Flu Virus Shells may Increase mRNA Transport into Cells

Flu Virus Shells may Increase mRNA Transport into Cells

University of California San Diego nano engineers have created a novel and potentially more effective method of delivering messenger RNA (mRNA) into cells. Their method entails putting mRNA within nanoparticles that resemble the flu virus – a naturally efficient carrier for transporting genetic material like RNA inside cells. A report on the new mRNA delivery nanoparticles was just published in the journal Angewandte Chemie International Edition.

The research addresses a significant difficulty in the field of drug delivery: reliably delivering big biological drug molecules into cells while shielding them from endosomes. Inside the cell, these tiny acid-filled bubbles act as barriers, trapping and digesting bigger molecules that try to enter. Once inside the cell, biological therapies require a mechanism to exit the endosomes in order to perform their functions.

“Because current mRNA delivery systems lack effective endosomal escape mechanisms, the amount of mRNA that really enters cells and has an effect is quite low. When they are administered, the vast majority of them are squandered “said senior author Liangfang Zhang, a nanoengineering professor at UC San Diego’s Jacobs School of Engineering.

If you can get more mRNA into cells, you can take a much lower dose of an mRNA vaccine, which could lessen adverse effects while maintaining efficiency.

Liangfang Zhang

According to Zhang, achieving effective endosomal escape would be a game-changer for mRNA vaccines and therapeutics. “If you can get more mRNA into cells, you can take a much lower dose of an mRNA vaccine, which could lessen adverse effects while maintaining efficiency.” It may also boost the delivery of short interfering RNA (siRNA) into cells, which is utilized in some forms of gene therapy.

Viruses are highly good at evading the endosome in nature. The influenza virus A virus, for example, has a unique protein called hemagglutinin on its surface that, when activated by acid inside the endosome, causes the virus’s membrane to merge with the endosomal membrane. The endosome is therefore opened, allowing the virus to release its genetic material into the host cell without being killed.

Flu virus shells could improve delivery of mRNA into cells

Zhang and his colleagues created mRNA delivery nanoparticles that mirror the capabilities of the flu virus to do so. The nanoparticles were created by genetically engineering cells in the lab to express the hemagglutinin protein on their cell membranes. They next removed the membranes from the cells, breaking them into tiny bits and coating them on nanoparticles comprised of a biodegradable polymer pre-packed with mRNA molecules.

The end result is a flu virus-like nanoparticle that can enter a cell, break free from the endosome, and allow its mRNA payload to accomplish its job: direct the cell to manufacture proteins.

The influenza virus’s genome contains a negative-sense RNA. To reproduce, the virus must first create a positive sense mRNA in order to produce the essential enzymes. After the enzymes have been translated, replication can begin. The enzymes are then used to create positive sense cRNA from the original negative-sense RNA. The positive sense cRNA is subsequently used to create negative sense RNA progeny. Finally, the viral progeny sprout from the host cell, ready to infect new cells.

The influenza virus penetrates the host cell by binding its hemagglutinin to the sialic acid present on the host’s glycoproteins or glycolipid receptors. The virus is then endocytosed by the cell. The virus changes form and merges its envelope with the endosomal membrane in the acidic environment of the endosomes. This is followed by a signal that causes the viral nucleocapsid to be released into the host cytoplasm. The nucleocapsid then goes to the host nucleus.

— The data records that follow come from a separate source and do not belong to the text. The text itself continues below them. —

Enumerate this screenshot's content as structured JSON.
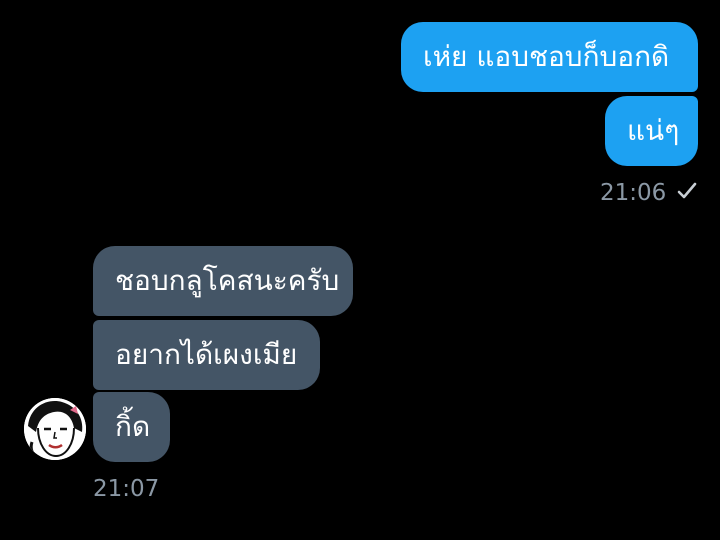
{
  "messages": {
    "sent": [
      {
        "text": "เห่ย  แอบชอบก็บอกดิ"
      },
      {
        "text": "แน่ๆ"
      }
    ],
    "sent_time": "21:06",
    "sent_status_icon": "check-icon",
    "received": [
      {
        "text": "ชอบกลูโคสนะครับ"
      },
      {
        "text": "อยากได้เผงเมีย"
      },
      {
        "text": "กิ้ด"
      }
    ],
    "received_time": "21:07",
    "avatar_icon": "contact-avatar"
  },
  "colors": {
    "background": "#000000",
    "sent_bubble": "#1da1f2",
    "received_bubble": "#445566",
    "timestamp": "#8b98a5"
  }
}
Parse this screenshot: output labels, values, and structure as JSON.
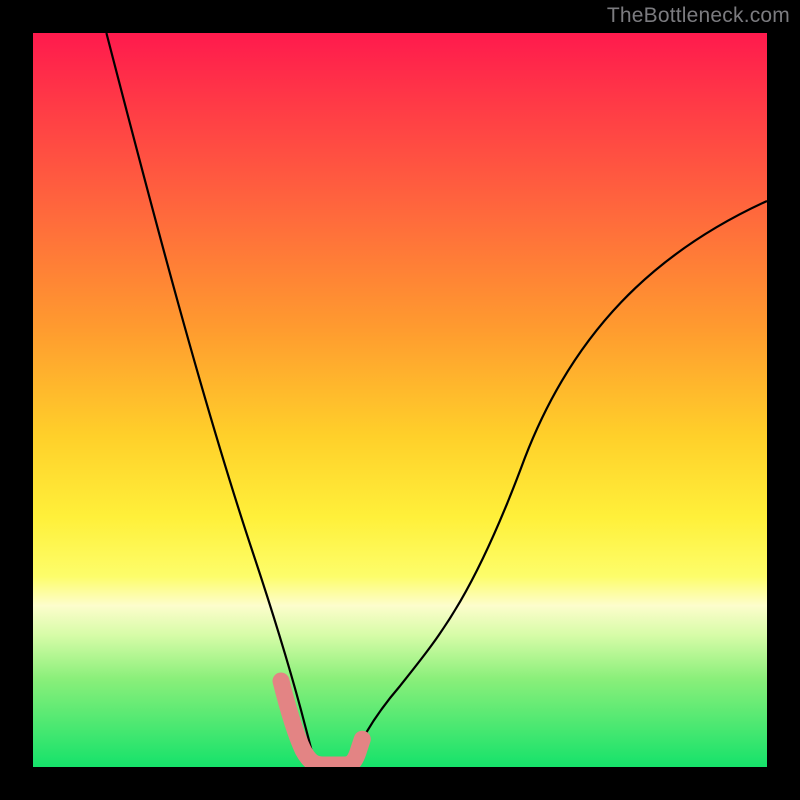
{
  "watermark": "TheBottleneck.com",
  "chart_data": {
    "type": "line",
    "title": "",
    "xlabel": "",
    "ylabel": "",
    "xlim": [
      0,
      100
    ],
    "ylim": [
      0,
      100
    ],
    "gradient_stops": [
      {
        "pos": 0,
        "color": "#ff1a4d"
      },
      {
        "pos": 10,
        "color": "#ff3b46"
      },
      {
        "pos": 25,
        "color": "#ff6a3c"
      },
      {
        "pos": 40,
        "color": "#ff9a2f"
      },
      {
        "pos": 55,
        "color": "#ffd02a"
      },
      {
        "pos": 66,
        "color": "#fff03a"
      },
      {
        "pos": 74,
        "color": "#fdfd6a"
      },
      {
        "pos": 78,
        "color": "#fdfdcc"
      },
      {
        "pos": 82,
        "color": "#d7fca8"
      },
      {
        "pos": 88,
        "color": "#8aef7a"
      },
      {
        "pos": 100,
        "color": "#15e26a"
      }
    ],
    "series": [
      {
        "name": "left-curve",
        "x": [
          10,
          15,
          20,
          25,
          30,
          33,
          35,
          37,
          38,
          38.5
        ],
        "y": [
          100,
          78,
          57,
          38,
          21,
          12,
          6.5,
          2,
          0.5,
          0
        ]
      },
      {
        "name": "right-curve",
        "x": [
          43,
          44,
          46,
          50,
          55,
          60,
          67,
          75,
          85,
          100
        ],
        "y": [
          0,
          1,
          4,
          11,
          21,
          30,
          42,
          53,
          64,
          77
        ]
      },
      {
        "name": "bottom-marker",
        "style": "thick-salmon",
        "x": [
          33.8,
          35.5,
          36.5,
          37.2,
          38.0,
          38.5,
          40.5,
          42.5,
          43.5,
          44.0,
          44.8
        ],
        "y": [
          11.5,
          6.2,
          3.5,
          1.8,
          0.7,
          0.2,
          0.1,
          0.2,
          0.7,
          1.6,
          3.6
        ]
      }
    ]
  }
}
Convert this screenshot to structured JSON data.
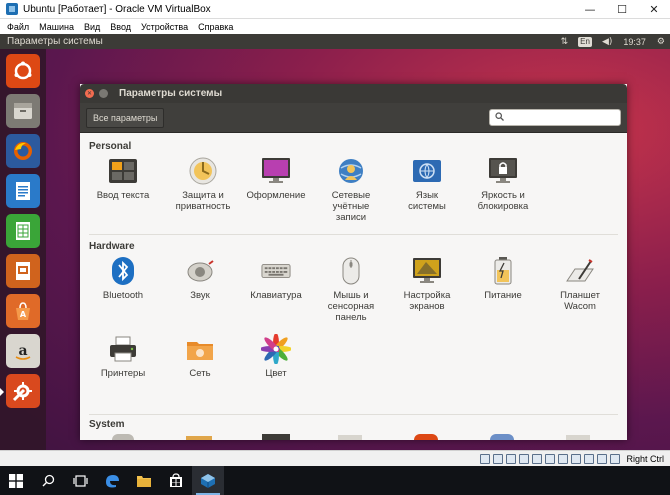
{
  "vbox": {
    "title": "Ubuntu [Работает] - Oracle VM VirtualBox",
    "menu": [
      "Файл",
      "Машина",
      "Вид",
      "Ввод",
      "Устройства",
      "Справка"
    ],
    "minimize": "—",
    "maximize": "☐",
    "close": "✕",
    "status_host_key": "Right Ctrl"
  },
  "ubuntu_panel": {
    "title": "Параметры системы",
    "lang": "En",
    "clock": "19:37"
  },
  "settings": {
    "window_title": "Параметры системы",
    "all_settings_label": "Все параметры",
    "search_placeholder": "",
    "sections": [
      {
        "title": "Personal",
        "items": [
          {
            "label": "Ввод текста",
            "icon": "text-entry-icon"
          },
          {
            "label": "Защита и\nприватность",
            "icon": "security-privacy-icon"
          },
          {
            "label": "Оформление",
            "icon": "appearance-icon"
          },
          {
            "label": "Сетевые\nучётные\nзаписи",
            "icon": "online-accounts-icon"
          },
          {
            "label": "Язык\nсистемы",
            "icon": "language-support-icon"
          },
          {
            "label": "Яркость и\nблокировка",
            "icon": "brightness-lock-icon"
          }
        ]
      },
      {
        "title": "Hardware",
        "items": [
          {
            "label": "Bluetooth",
            "icon": "bluetooth-icon"
          },
          {
            "label": "Звук",
            "icon": "sound-icon"
          },
          {
            "label": "Клавиатура",
            "icon": "keyboard-icon"
          },
          {
            "label": "Мышь и\nсенсорная\nпанель",
            "icon": "mouse-touchpad-icon"
          },
          {
            "label": "Настройка\nэкранов",
            "icon": "displays-icon"
          },
          {
            "label": "Питание",
            "icon": "power-icon"
          },
          {
            "label": "Планшет\nWacom",
            "icon": "wacom-tablet-icon"
          },
          {
            "label": "Принтеры",
            "icon": "printers-icon"
          },
          {
            "label": "Сеть",
            "icon": "network-icon"
          },
          {
            "label": "Цвет",
            "icon": "color-icon"
          }
        ]
      },
      {
        "title": "System",
        "items": []
      }
    ]
  },
  "launcher": {
    "items": [
      {
        "icon": "ubuntu-dash-icon",
        "color": "#dd4814"
      },
      {
        "icon": "files-icon",
        "color": "#8e8a82"
      },
      {
        "icon": "firefox-icon",
        "color": "#e66000"
      },
      {
        "icon": "libreoffice-writer-icon",
        "color": "#2a7ac9"
      },
      {
        "icon": "libreoffice-calc-icon",
        "color": "#3aa538"
      },
      {
        "icon": "libreoffice-impress-icon",
        "color": "#d0631d"
      },
      {
        "icon": "software-center-icon",
        "color": "#e06a28"
      },
      {
        "icon": "amazon-icon",
        "color": "#cb7a14"
      },
      {
        "icon": "system-settings-icon",
        "color": "#d9491e"
      }
    ]
  },
  "taskbar": {
    "items": [
      "start-icon",
      "search-icon",
      "task-view-icon",
      "edge-icon",
      "file-explorer-icon",
      "store-icon",
      "virtualbox-icon"
    ]
  }
}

The nanoparticles were tested in mice by the researchers. The nanoparticles contained mRNA expressing Cypridina luciferase, a bioluminescent protein. They were given to the mice both through the nose (droplets of a nanoparticle-containing solution injected to the nostrils) and intravenously. The researchers examined the mice’s nostrils and blood and discovered a substantial amount of bioluminescence signal. This demonstrated that the flu virus-like nanoparticles transported their mRNA payloads into cells in vivo.

The researchers are currently testing their technology for therapeutic mRNA and siRNA payload delivery.